This blog first appeared in Elgar Blog on 7 December 2016 as part of our promotion of the recently published book Grith Skovgaard Ølykke and Albert Sanchez-Graells (eds), Reformation or Deformation of the EU Public Procurement Rules (Edward Elgar, 2016). You can now also read Chapter 1: The EU legislative process. An introduction from a political science perspective free on Elgaronline.
After six decades of economic and legal integration, when the European Union (EU) seeks to adopt new rules or to revise existing ones, it hardly ever operates on a clean slate. EU law-making is not only constrained by the political and economic realities of the time, but also by the pre-existing acquis communautaire of rules and general principles as interpreted by the Court of Justice of the European Union (CJEU). By any account, the CJEU has been a great force in the development of EU law, and its case law has pushed the policy-making agenda in rather clear, if controversial ways. EU law-makers thus operate in the shadow of the CJEU case law. This influences law-makers’ starting points and conditions the final solutions to be politically agreed, which will unavoidably be open to scrutiny (and quashing) by the CJEU.
In that space amongst the shadows of the CJEU case law, EU law-makers interact in an increasingly informal manner. They seek ways of flexibilising the legislative process so as to achieve easier and swifter compromises and overcome the criticism of immobilism, sometimes at the cost of renewed criticism of a democratic deficit that the Lisbon Treaty aimed to do away with. Indeed, even if the ordinary legislative procedure is heavily regulated by the EU Treaties and should channel most of the EU’s law-making, informal EU law-making is on the rise. As recently as July 2016, this led the European Ombudsman to call for more transparency of informal negotiations between the European Commission, European Parliament and the Council of the EU, also known as “trilogues” meetings.
It is no exaggeration to say that such “trilogues” are the black box of EU law-making. Under their current operation, it is possible to observe what comes in—legislative proposals are published by the Commission and initial reports by both Council and Parliament are also published—and what comes out of it—in the form of legislation eventually published in the Official Journal of the European Union. But, even after carrying out significant research efforts, it is impossible to crack what happens within the black box and to trace the origin and reasons behind important amendments to proposed legislation, as well as the way in which the final text is drafted.

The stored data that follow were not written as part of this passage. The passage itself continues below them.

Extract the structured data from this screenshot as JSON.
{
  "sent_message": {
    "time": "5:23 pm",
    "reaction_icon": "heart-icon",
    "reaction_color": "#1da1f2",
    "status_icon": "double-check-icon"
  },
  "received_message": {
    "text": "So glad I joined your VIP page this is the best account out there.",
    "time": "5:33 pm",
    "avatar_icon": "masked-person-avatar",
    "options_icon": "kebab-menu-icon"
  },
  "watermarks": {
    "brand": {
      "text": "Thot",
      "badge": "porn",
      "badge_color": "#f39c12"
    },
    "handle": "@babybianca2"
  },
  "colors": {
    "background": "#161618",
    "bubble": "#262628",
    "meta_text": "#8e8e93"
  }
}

This creates potential legal uncertainty in terms of the likely interpretation of the texts, which sometimes deviate from previous case law of the CJEU in unexplained ways. It also makes for difficult political assessments of the balance of interests that went into EU law-making and the weight that competing EU, national and group interests carried in shaping the new or revised rules. It can also significantly diminish the technical quality of the final rules, particularly where the trilogues are structured in sequence or address issues in a piece meal fashion, which prevents a final check for internal consistency and eventually leads to difficult systematic interpretation issues.
The case study of the reform of the EU public procurement rules in the period 2011-2014 clearly evidences these issues. The results of our two year research project, now published as Reformation or Deformation of the EU Public Procurement Rules, show both that the entirety of the legislative process was influenced by the CJEU case law, and that some of the most remarkable modifications of the pre-existing EU public procurement rules came about in an unexplained way at trilogue stage. As Dr Grith Skovgaard Ølykke and I stress in our conclusions,
The informal part of the procedure taking place between the 2011 Proposal and the first reading and adoption of the 2014 Directive prevented a repetition of the lengthy process of adopting the 2004 Directive (four years and a full-fledged ordinary legislative procedure, several amended proposals, conciliation and all). However, the early retreat to the trilogue and, hence, informality, significantly reduced transparency compared to that available in the legislative procedure leading to the adoption of the 2004 Directive, where e.g. the amended proposals contain the Commission’s argumentation for accepting proposed amendments or not.
… this still does not clarify the role and influence of the Commission in the post-Lisbon trilogue … Indeed, as stressed by the [European] Parliament itself, ‘given the Commission’s important and active role during Council working party (and even COREPER) discussions, its status as “honest broker” during trilogue negotiations is sometimes questioned in practice’.
A close analysis of the results of our research project helps gain a better understanding of the influence of the CJEU case law in EU law-making, both shaping it and as a benchmark from which policy-makers sometimes try very hard to deviate. However, the results of the research project also stress the limitations of an analysis of the travaux preparatoires and the negotiations throughout the legislative process when important changes and their reasons cannot be observed because they took place in the trilogue black box.
These insights will be interesting in guiding legal interpretive efforts, both in the area of EU public procurement law and more broadly. They will also be high quality and detailed evidence of the need to reform the way trilogues operate, both from a perspective of ensuring high standards of governance through accountability and transparency as stressed by the European Ombudsman, as well as from the perspective of preserving the value of interpretive aids in the context of an ever increasingly complex acquis communautaire.